A few techniques I’ve implemented over years to help achieve performance during simulation.
No System Calls
For obvious reasons, the simulator shouldn’t do syscalls during simulation.
-especially I/O.
No Polling
Whenever simulating entire systems, don’t ever, never poll.
Better use callbacks for events notifications between (simulated) system components.
Hash Tables
As much as possible, achieve O(1) decoding of memory addresses when translating from guest to host memory.
Don’t walk arrays of descriptors of memory banks, peripherals, etc…
Better implement hash-tables.
When in doubt, implement both, profile, and decide fact-based.
Pre-Decode
Pre-decode once for all.
For instance:
- At binary download, pre-decode & pre-disassemble the code,
- When setting up the Memory Protection Unit, pre-decode memory regions,
- Etc..
Needless to say, pre-decode may re-occur *during* the simulation (if the setup of the MPU changes, for instance).
But assuming this is rare, pre-decoding is always rewarding.
Setup up some sort of callback to (re-)initiate a pre-decode.
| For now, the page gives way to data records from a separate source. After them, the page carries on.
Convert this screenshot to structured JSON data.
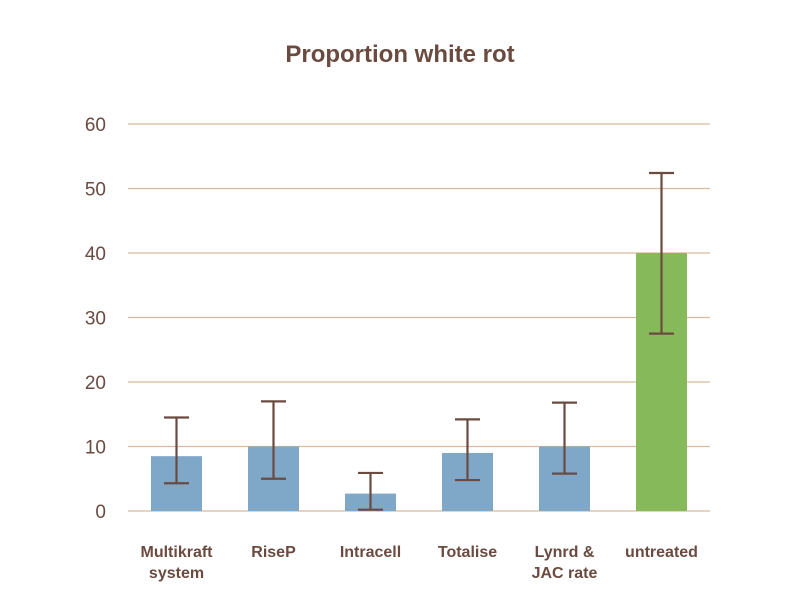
{
  "chart_data": {
    "type": "bar",
    "title": "Proportion white rot",
    "xlabel": "",
    "ylabel": "",
    "ylim": [
      0,
      60
    ],
    "yticks": [
      0,
      10,
      20,
      30,
      40,
      50,
      60
    ],
    "grid": true,
    "legend": "none",
    "categories": [
      [
        "Multikraft",
        "system"
      ],
      [
        "RiseP"
      ],
      [
        "Intracell"
      ],
      [
        "Totalise"
      ],
      [
        "Lynrd &",
        "JAC rate"
      ],
      [
        "untreated"
      ]
    ],
    "values": [
      8.5,
      10,
      2.7,
      9,
      10,
      40
    ],
    "error_low": [
      4.3,
      5,
      0.2,
      4.8,
      5.8,
      27.5
    ],
    "error_high": [
      14.5,
      17,
      5.9,
      14.2,
      16.8,
      52.4
    ],
    "bar_colors": [
      "#7ea7c8",
      "#7ea7c8",
      "#7ea7c8",
      "#7ea7c8",
      "#7ea7c8",
      "#85b95a"
    ],
    "error_color": "#6b4a40",
    "grid_color": "#d9b99a",
    "text_color": "#6b4a40"
  }
}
Synthesize Complex Conditions
Pre-compute complex and/or heavily used conditions, and memoize them.
Shall the condition change during simulation, setup up some sort of callback to (re-)initiate the pre-compute / memoization.
State Machines
Hold complex systems in a single state identifier.
Callback methods when transitioning between states.
Code Size
Depending on the guest architecture, factorizing instruction behaviors helps restraining the code size of the simulator, thus avoiding trashing the host CPU cache.
Inlining
For key resources (esp. registers & memory), consider inlining code.
Whenever possible, do several implementation, benchmark them all, and decide fact-based.
Take advantage of gcc optimization flags to control inlining.
Profile
Profile the simulation main loop, optimize it.
Identify the most used paths in the code of the simulator, profile them, optimize them.
These will be called several billion times 😉
Know your C++
During simulation, beware of default constructors, affectation operators, casts, etc…
These can hold significant amount of code, including memory allocation.
Likewise destructors releasing memory.
Especially true for the STL.
Setup
Implement some sort of init(); or reset(); method, responsible for setting up the simulation.
Perform all the parsing, configuration, memory allocations, etc.. only once, at the beginning of the simulation.
Output
Identically, have some sort of terminate(); method responsible to output the outcome (eg. profile, dumps, ..) of the simulation.
Plugin
Modularize the extra features (eg. trace, debug, …) as plugins, keeping the core of the simulator lean and fit.
Implement these features in shared libraries, and load them dynamically on-demand.